I felt it. I felt it as I arrived, that the email I’d sent to their manager had been barely glanced over. Coming down the stairs of the Petit Campus with Jason Collett, I asked him where his guitar was. “Um, uh, why, will I need it?” I knew it. Did he know why we were there? “An interview, right?” Nope. We explained the Take Away Shows to him. He had received our email, but had glanced over it in about two seconds, thinking that it was about another interview to be packed in before the concert. He went upstairs to get his guitar, telling us that he wasn’t use to playing in the street like this, but that it’d be fun.
We walked around some touristy restaurants for a while, quickly realising that while Canadians are on a whole much friendlier than Parisians, when they’re sitting on a patio and a musician asks them if they want to hear a song, the answer is universal: niet.
Happily it would have taken more than that to stop us; happily Zeus, Jason’s touring partners on this “Bonfire Ball Tour” were perched on the fire escape, smoking cigarettes and tweaking their guitar strings, ready to lend a hand even before we had introduced ourselves.
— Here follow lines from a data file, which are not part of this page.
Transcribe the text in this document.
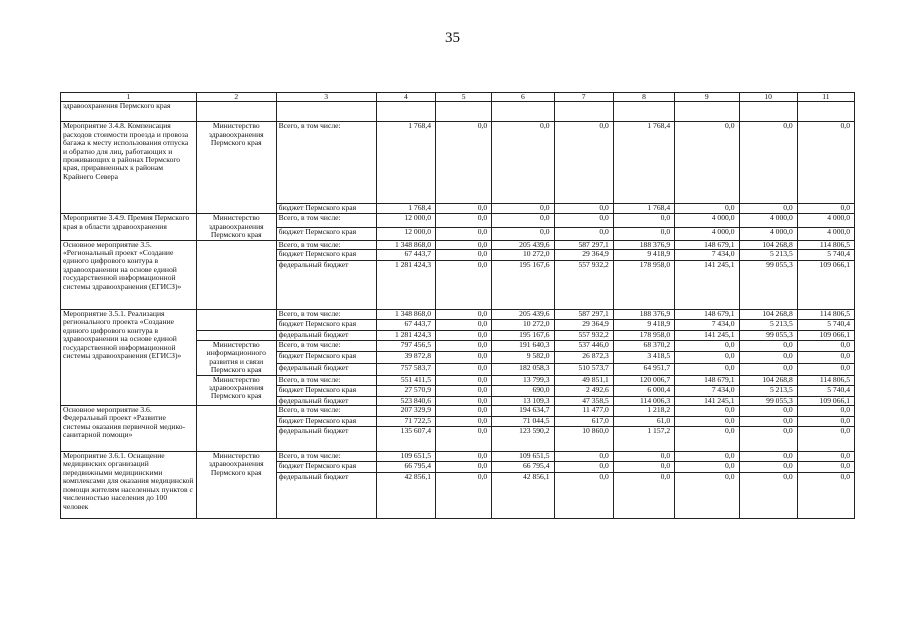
35
1	2	3	4	5	6	7	8	9	10	11
здравоохранения Пермского края										
Мероприятие 3.4.8. Компенсация расходов стоимости проезда и провоза багажа к месту использования отпуска и обратно для лиц, работающих и проживающих в районах Пермского края, приравненных к районам Крайнего Севера	Министерство здравоохранения Пермского края	Всего, в том числе:	1 768,4	0,0	0,0	0,0	1 768,4	0,0	0,0	0,0
		бюджет Пермского края	1 768,4	0,0	0,0	0,0	1 768,4	0,0	0,0	0,0
Мероприятие 3.4.9. Премия Пермского края в области здравоохранения	Министерство здравоохранения Пермского края	Всего, в том числе:	12 000,0	0,0	0,0	0,0	0,0	4 000,0	4 000,0	4 000,0
		бюджет Пермского края	12 000,0	0,0	0,0	0,0	0,0	4 000,0	4 000,0	4 000,0
Основное мероприятие 3.5. «Региональный проект «Создание единого цифрового контура в здравоохранении на основе единой государственной информационной системы здравоохранения (ЕГИСЗ)»		Всего, в том числе:	1 348 868,0	0,0	205 439,6	587 297,1	188 376,9	148 679,1	104 268,8	114 806,5
		бюджет Пермского края	67 443,7	0,0	10 272,0	29 364,9	9 418,9	7 434,0	5 213,5	5 740,4
		федеральный бюджет	1 281 424,3	0,0	195 167,6	557 932,2	178 958,0	141 245,1	99 055,3	109 066,1
Мероприятие 3.5.1. Реализация регионального проекта «Создание единого цифрового контура в здравоохранении на основе единой государственной информационной системы здравоохранения (ЕГИСЗ)»		Всего, в том числе:	1 348 868,0	0,0	205 439,6	587 297,1	188 376,9	148 679,1	104 268,8	114 806,5
		бюджет Пермского края	67 443,7	0,0	10 272,0	29 364,9	9 418,9	7 434,0	5 213,5	5 740,4
		федеральный бюджет	1 281 424,3	0,0	195 167,6	557 932,2	178 958,0	141 245,1	99 055,3	109 066,1
	Министерство информационного развития и связи Пермского края	Всего, в том числе:	797 456,5	0,0	191 640,3	537 446,0	68 370,2	0,0	0,0	0,0
		бюджет Пермского края	39 872,8	0,0	9 582,0	26 872,3	3 418,5	0,0	0,0	0,0
		федеральный бюджет	757 583,7	0,0	182 058,3	510 573,7	64 951,7	0,0	0,0	0,0
	Министерство здравоохранения Пермского края	Всего, в том числе:	551 411,5	0,0	13 799,3	49 851,1	120 006,7	148 679,1	104 268,8	114 806,5
		бюджет Пермского края	27 570,9	0,0	690,0	2 492,6	6 000,4	7 434,0	5 213,5	5 740,4
		федеральный бюджет	523 840,6	0,0	13 109,3	47 358,5	114 006,3	141 245,1	99 055,3	109 066,1
Основное мероприятие 3.6. Федеральный проект «Развитие системы оказания первичной медико-санитарной помощи»		Всего, в том числе:	207 329,9	0,0	194 634,7	11 477,0	1 218,2	0,0	0,0	0,0
		бюджет Пермского края	71 722,5	0,0	71 044,5	617,0	61,0	0,0	0,0	0,0
		федеральный бюджет	135 607,4	0,0	123 590,2	10 860,0	1 157,2	0,0	0,0	0,0
Мероприятие 3.6.1. Оснащение медицинских организаций передвижными медицинскими комплексами для оказания медицинской помощи жителям населенных пунктов с численностью населения до 100 человек	Министерство здравоохранения Пермского края	Всего, в том числе:	109 651,5	0,0	109 651,5	0,0	0,0	0,0	0,0	0,0
		бюджет Пермского края	66 795,4	0,0	66 795,4	0,0	0,0	0,0	0,0	0,0
		федеральный бюджет	42 856,1	0,0	42 856,1	0,0	0,0	0,0	0,0	0,0
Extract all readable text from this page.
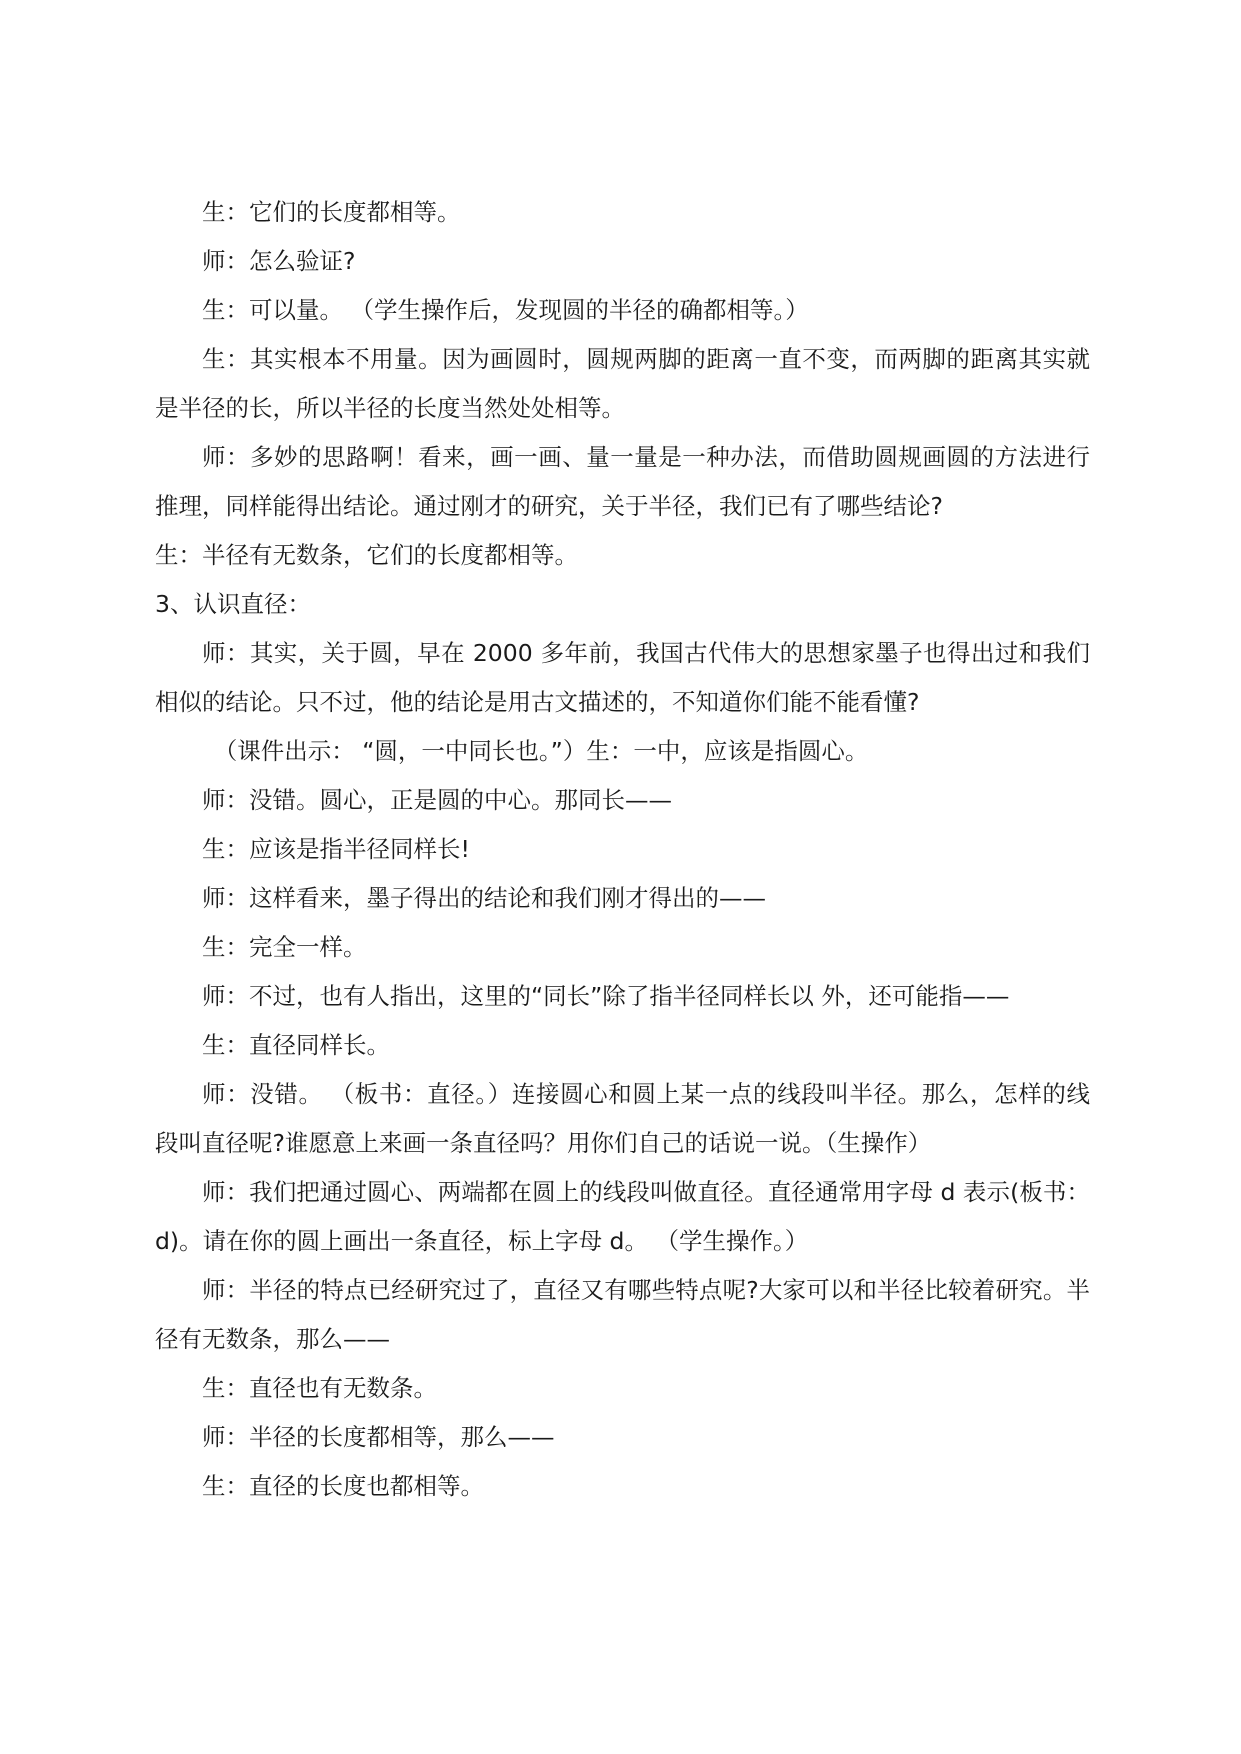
生：它们的长度都相等。

师：怎么验证?

生：可以量。 （学生操作后，发现圆的半径的确都相等。）

生：其实根本不用量。因为画圆时，圆规两脚的距离一直不变，而两脚的距离其实就是半径的长，所以半径的长度当然处处相等。

师：多妙的思路啊！看来，画一画、量一量是一种办法，而借助圆规画圆的方法进行推理，同样能得出结论。通过刚才的研究，关于半径，我们已有了哪些结论?

生：半径有无数条，它们的长度都相等。

3、认识直径：

师：其实，关于圆，早在 2000 多年前，我国古代伟大的思想家墨子也得出过和我们相似的结论。只不过，他的结论是用古文描述的，不知道你们能不能看懂?

（课件出示： “圆，一中同长也。”）生：一中，应该是指圆心。

师：没错。圆心，正是圆的中心。那同长——

生：应该是指半径同样长!

师：这样看来，墨子得出的结论和我们刚才得出的——

生：完全一样。

师：不过，也有人指出，这里的“同长”除了指半径同样长以 外，还可能指——

生：直径同样长。

师：没错。 （板书：直径。）连接圆心和圆上某一点的线段叫半径。那么，怎样的线段叫直径呢?谁愿意上来画一条直径吗？用你们自己的话说一说。（生操作）

师：我们把通过圆心、两端都在圆上的线段叫做直径。直径通常用字母 d 表示(板书：d)。请在你的圆上画出一条直径，标上字母 d。 （学生操作。）

师：半径的特点已经研究过了，直径又有哪些特点呢?大家可以和半径比较着研究。半径有无数条，那么——

生：直径也有无数条。

师：半径的长度都相等，那么——

生：直径的长度也都相等。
As a bonus, an improvised “Twist and Shout” with a passerby.
Zeus was also unaware that we had come to film them, had also skimmed the email. But seeing their enthusiasm, we had no doubts about the outcome of the session. We were right.
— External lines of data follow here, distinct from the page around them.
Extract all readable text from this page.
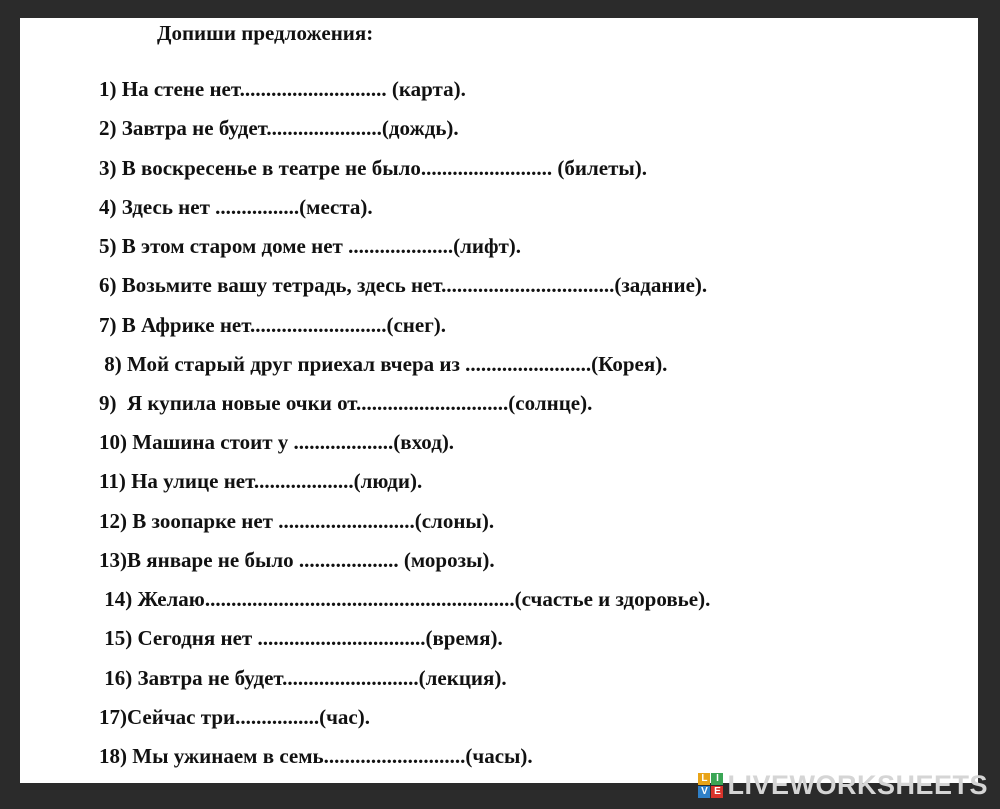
Допиши предложения:
1) На стене нет............................ (карта).
2) Завтра не будет......................(дождь).
3) В воскресенье в театре не было......................... (билеты).
4) Здесь нет ................(места).
5) В этом старом доме нет ....................(лифт).
6) Возьмите вашу тетрадь, здесь нет.................................(задание).
7) В Африке нет..........................(снег).
8) Мой старый друг приехал вчера из ........................(Корея).
9)  Я купила новые очки от.............................(солнце).
10) Машина стоит у ...................(вход).
11) На улице нет...................(люди).
12) В зоопарке нет ..........................(слоны).
13)В январе не было ................... (морозы).
14) Желаю...........................................................(счастье и здоровье).
15) Сегодня нет ................................(время).
16) Завтра не будет..........................(лекция).
17)Сейчас три................(час).
18) Мы ужинаем в семь...........................(часы).
L I
V E LIVEWORKSHEETS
What was great about them was that they never stopped playing. Never. Their musical bond, and their creative mechanism: if you write a song, you sing it. So let’s explore the possibilities. And, really, we had been bluffed. We didn’t know Zeus before we filmed them, but today, after hearing them play on a fire escape, in the street, around a fountain, and later that night on stage, we are still wondering why this band isn’t filling concert halls the world over.